W jaki sposób będziecie inwestować?

Trochę różnimy się od innych funduszy private equity tym, że nie skupiamy się na konkretnych branżach, ale na czterech podstawowych trendach, które w tej części świata są naszym zdaniem ważne. Chodzi o starzenie się społeczeństw, bogacenie się ludzi oraz dążenie do bardziej wyrafinowanych konsumpcji i spędzania czasu wolnego. Trzecim trendem jest outsourcing i efektywność, a czwartym zrównoważony rozwój, czyli energia odnawialna i recykling. Inwestujemy w rynki, które są bezpośrednio lub pośrednio zaangażowane w te zjawiska.

Jakie więc branże są dla was perspektywiczne?

Z uwagi na dużą konkurencyjność rynku private equity nie możemy zdradzać szczegółów, ale interesuje nas branża usług o wartości dodanej. Będziemy również interesować się sektorem ochrony zdrowia, chociaż to trudna i skomplikowana branża, podatna na działanie regulatora. Interesujące mogą być też energetyka i outsourcing.

Jaka jest strategia funduszu?

To tzw. buy and build, budowanie platform polegające na kupowaniu niewielkich firm i łączeniu ich w duże podmioty. Małe firmy w naszym rozumieniu to takie, w których udział dający istotny wpływ na ich funkcjonowanie można kupić za parę milionów euro. Minimalna wartość inwestycji w naszym przypadku wynosi właśnie kilku milionów euro, a maksymalna 200 mln euro. Jesteśmy elastyczni i nie musimy kupować całych firm. Zdarza się, że przejmujemy pakiety mniejszościowe, pod warunkiem że mamy wspólną z akcjonariuszem większościowym wizję rozwoju spółki. Abyśmy zainwestowali w firmę, przede wszystkim musi ona być zdrowa i interesująca biznesowo, musi odpowiadać naszemu profilowi inwestycyjnemu, mieć odpowiednie rozmiary, no i wreszcie my musimy mieć na nią odpowiedni pomysł.
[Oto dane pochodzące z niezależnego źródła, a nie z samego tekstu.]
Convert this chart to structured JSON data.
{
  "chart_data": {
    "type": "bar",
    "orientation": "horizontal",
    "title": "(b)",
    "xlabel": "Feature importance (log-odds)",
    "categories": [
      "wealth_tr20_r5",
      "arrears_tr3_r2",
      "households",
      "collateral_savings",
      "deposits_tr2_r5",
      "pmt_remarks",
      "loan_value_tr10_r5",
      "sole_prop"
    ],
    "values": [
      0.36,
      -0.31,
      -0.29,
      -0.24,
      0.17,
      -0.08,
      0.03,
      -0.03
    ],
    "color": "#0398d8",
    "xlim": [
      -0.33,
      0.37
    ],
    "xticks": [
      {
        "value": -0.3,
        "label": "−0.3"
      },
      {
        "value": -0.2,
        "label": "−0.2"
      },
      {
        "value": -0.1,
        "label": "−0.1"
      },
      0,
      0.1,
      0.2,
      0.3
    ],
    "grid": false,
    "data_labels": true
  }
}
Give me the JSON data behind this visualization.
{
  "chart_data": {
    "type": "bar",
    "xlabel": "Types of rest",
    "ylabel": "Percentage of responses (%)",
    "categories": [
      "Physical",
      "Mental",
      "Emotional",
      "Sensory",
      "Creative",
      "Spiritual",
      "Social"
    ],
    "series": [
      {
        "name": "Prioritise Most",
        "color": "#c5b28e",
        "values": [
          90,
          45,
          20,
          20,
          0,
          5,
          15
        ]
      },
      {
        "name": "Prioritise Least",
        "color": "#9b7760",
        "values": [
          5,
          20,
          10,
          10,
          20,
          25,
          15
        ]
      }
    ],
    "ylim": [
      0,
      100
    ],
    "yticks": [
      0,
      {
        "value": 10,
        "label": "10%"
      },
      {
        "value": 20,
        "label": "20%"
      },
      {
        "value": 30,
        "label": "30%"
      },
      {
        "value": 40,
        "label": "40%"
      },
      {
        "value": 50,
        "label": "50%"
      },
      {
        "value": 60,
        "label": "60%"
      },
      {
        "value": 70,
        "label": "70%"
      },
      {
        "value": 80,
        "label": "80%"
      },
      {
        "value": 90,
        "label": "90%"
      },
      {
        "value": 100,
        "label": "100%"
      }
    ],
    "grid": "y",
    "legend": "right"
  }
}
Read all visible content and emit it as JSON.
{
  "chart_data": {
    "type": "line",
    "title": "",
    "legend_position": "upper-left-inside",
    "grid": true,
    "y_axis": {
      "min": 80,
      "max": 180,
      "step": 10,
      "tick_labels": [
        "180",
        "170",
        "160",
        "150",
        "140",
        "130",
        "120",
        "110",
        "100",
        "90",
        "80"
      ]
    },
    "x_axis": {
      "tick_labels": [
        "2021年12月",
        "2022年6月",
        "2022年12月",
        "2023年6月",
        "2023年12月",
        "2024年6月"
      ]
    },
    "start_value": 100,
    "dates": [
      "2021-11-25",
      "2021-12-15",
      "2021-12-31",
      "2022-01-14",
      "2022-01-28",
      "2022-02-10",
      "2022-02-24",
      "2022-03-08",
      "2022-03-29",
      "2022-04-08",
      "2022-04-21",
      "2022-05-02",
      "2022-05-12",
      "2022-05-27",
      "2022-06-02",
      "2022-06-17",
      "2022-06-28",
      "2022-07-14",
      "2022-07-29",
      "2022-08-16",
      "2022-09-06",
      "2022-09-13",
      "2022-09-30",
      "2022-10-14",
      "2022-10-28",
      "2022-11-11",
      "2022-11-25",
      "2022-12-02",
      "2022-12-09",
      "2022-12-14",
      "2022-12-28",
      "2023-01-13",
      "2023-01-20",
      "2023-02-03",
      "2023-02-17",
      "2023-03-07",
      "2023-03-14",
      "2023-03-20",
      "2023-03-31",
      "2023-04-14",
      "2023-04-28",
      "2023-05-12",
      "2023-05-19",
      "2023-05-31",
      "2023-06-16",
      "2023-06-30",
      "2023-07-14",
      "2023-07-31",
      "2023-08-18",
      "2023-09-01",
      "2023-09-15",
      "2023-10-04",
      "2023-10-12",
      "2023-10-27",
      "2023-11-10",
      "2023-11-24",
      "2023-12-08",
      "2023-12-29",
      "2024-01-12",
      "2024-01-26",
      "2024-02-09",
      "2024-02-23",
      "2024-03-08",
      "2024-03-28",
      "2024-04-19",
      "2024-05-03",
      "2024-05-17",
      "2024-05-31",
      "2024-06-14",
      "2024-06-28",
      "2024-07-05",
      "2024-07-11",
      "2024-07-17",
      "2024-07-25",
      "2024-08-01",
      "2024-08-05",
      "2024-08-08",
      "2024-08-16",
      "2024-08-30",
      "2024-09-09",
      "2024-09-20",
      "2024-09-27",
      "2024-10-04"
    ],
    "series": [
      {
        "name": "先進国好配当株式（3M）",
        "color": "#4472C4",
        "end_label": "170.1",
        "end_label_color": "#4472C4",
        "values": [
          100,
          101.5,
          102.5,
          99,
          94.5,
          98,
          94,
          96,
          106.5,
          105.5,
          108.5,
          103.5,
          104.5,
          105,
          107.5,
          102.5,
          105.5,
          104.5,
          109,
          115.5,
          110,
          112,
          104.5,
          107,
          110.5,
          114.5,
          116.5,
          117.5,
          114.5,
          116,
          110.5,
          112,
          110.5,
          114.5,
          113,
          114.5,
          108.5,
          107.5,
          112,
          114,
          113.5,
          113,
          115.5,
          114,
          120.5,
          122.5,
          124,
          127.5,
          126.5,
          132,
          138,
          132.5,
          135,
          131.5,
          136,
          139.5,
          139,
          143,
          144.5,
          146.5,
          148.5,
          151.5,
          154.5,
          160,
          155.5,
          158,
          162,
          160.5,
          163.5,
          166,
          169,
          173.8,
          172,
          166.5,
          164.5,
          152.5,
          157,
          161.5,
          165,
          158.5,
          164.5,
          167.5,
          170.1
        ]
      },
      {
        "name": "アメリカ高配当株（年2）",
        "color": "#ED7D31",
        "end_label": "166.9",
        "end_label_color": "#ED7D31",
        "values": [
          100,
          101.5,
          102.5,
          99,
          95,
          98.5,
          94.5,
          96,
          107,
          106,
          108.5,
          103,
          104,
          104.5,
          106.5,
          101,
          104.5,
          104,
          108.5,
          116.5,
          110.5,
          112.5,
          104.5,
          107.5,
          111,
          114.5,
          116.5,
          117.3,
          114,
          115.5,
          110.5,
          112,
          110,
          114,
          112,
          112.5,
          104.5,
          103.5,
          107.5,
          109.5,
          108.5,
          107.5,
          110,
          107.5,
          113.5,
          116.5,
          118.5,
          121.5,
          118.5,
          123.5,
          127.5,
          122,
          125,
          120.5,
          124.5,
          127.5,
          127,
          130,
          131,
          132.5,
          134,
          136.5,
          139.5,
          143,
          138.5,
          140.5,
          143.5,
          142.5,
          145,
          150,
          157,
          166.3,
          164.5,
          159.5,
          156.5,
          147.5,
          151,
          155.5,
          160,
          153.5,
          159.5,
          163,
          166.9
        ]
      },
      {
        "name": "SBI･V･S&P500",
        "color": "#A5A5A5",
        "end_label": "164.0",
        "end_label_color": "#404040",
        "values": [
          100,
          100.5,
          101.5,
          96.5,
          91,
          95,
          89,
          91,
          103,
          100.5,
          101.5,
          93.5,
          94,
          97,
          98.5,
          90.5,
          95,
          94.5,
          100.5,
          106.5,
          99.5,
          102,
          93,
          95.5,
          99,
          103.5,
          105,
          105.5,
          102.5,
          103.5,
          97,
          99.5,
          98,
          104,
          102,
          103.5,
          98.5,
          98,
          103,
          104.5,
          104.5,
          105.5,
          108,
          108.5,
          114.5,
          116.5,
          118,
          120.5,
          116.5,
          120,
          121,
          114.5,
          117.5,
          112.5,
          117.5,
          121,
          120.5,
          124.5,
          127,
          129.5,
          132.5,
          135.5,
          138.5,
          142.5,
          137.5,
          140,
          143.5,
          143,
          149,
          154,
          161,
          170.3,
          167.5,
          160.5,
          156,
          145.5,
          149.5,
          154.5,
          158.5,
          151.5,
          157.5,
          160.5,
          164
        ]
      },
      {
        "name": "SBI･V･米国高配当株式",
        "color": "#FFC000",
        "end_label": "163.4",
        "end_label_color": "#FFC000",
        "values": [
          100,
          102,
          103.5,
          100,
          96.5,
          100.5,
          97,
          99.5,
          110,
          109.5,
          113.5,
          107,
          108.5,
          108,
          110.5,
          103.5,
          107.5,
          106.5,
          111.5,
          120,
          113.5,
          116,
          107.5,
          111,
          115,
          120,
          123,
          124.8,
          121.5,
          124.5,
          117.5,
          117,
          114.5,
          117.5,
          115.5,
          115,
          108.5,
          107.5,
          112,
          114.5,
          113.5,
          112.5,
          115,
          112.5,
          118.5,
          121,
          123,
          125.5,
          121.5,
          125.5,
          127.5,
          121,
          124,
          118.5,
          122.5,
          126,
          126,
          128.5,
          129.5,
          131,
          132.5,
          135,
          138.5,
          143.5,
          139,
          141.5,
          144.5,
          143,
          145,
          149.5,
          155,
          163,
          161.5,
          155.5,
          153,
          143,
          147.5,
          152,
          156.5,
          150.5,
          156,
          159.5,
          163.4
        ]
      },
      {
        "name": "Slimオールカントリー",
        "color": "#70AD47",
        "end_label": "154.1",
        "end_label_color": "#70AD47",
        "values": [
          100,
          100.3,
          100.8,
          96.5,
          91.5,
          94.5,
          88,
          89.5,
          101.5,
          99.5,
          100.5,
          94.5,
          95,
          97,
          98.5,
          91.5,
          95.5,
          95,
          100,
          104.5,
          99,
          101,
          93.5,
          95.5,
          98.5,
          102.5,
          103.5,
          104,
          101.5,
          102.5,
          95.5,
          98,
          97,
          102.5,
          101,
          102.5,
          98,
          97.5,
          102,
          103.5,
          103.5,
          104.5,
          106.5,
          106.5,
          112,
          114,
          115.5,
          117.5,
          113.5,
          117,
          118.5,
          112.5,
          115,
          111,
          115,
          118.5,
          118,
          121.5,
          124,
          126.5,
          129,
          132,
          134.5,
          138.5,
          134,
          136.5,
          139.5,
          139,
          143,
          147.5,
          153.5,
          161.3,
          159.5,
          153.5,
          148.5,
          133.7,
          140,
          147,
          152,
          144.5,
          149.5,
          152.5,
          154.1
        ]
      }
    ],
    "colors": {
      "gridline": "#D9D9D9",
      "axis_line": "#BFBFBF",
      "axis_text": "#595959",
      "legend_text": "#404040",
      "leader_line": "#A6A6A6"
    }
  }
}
Jakie stopy zwrotu was interesują?

W przeszłości naszemu funduszowi udawało się osiągać dobre wyniki i oddawał inwestorom 3,5-krotność zainwestowanych środków. Będziemy się starać nawiązać do tych rezultatów. Nasz horyzont inwestycyjny jest podobny jak w innych funduszach private equity. Będziemy chcieli inwestować w terminie nie dłuższym niż osiem lat.

Polskie firmy chętnie szukają wsparcia private equity?

Czasy, kiedy firmy ustawiały się w kolejce do podmiotów takich jak my, już minęły. Konkurencja w postaci rynku długu i dotacji z Unii Europejskiej jest dość spora, do tego dochodzi giełda. Prowadzimy obecnie kilka projektów, w których negocjacje są na różnym stopniu zaawansowania, i jeszcze jest za wcześnie, aby stwierdzić, ile z nich zakończy się sukcesem. Chcielibyśmy inwestować w Polsce przynajmniej w jedną platformę rocznie.

Czy obecne wyceny firm są w Polsce atrakcyjne dla inwestorów?

Widzimy pewne podmioty atrakcyjne pod względem przyszłości, natomiast jeśli chodzi o wycenę na GPW, trudno jednoznacznie odpowiedzieć na to pytanie. Poszczególne spółki i branże różnią się mocno pod tym względem. Natomiast jeśli wziąć pod uwagę spółki niepubliczne, wyceny z punktu widzenia private equity nie są obecnie wyjątkowo atrakcyjne.

Wprawdzie fundusz VI dopiero rozpoczyna działalność, ale czy rozważacie wyjścia z inwestycji przez giełdę?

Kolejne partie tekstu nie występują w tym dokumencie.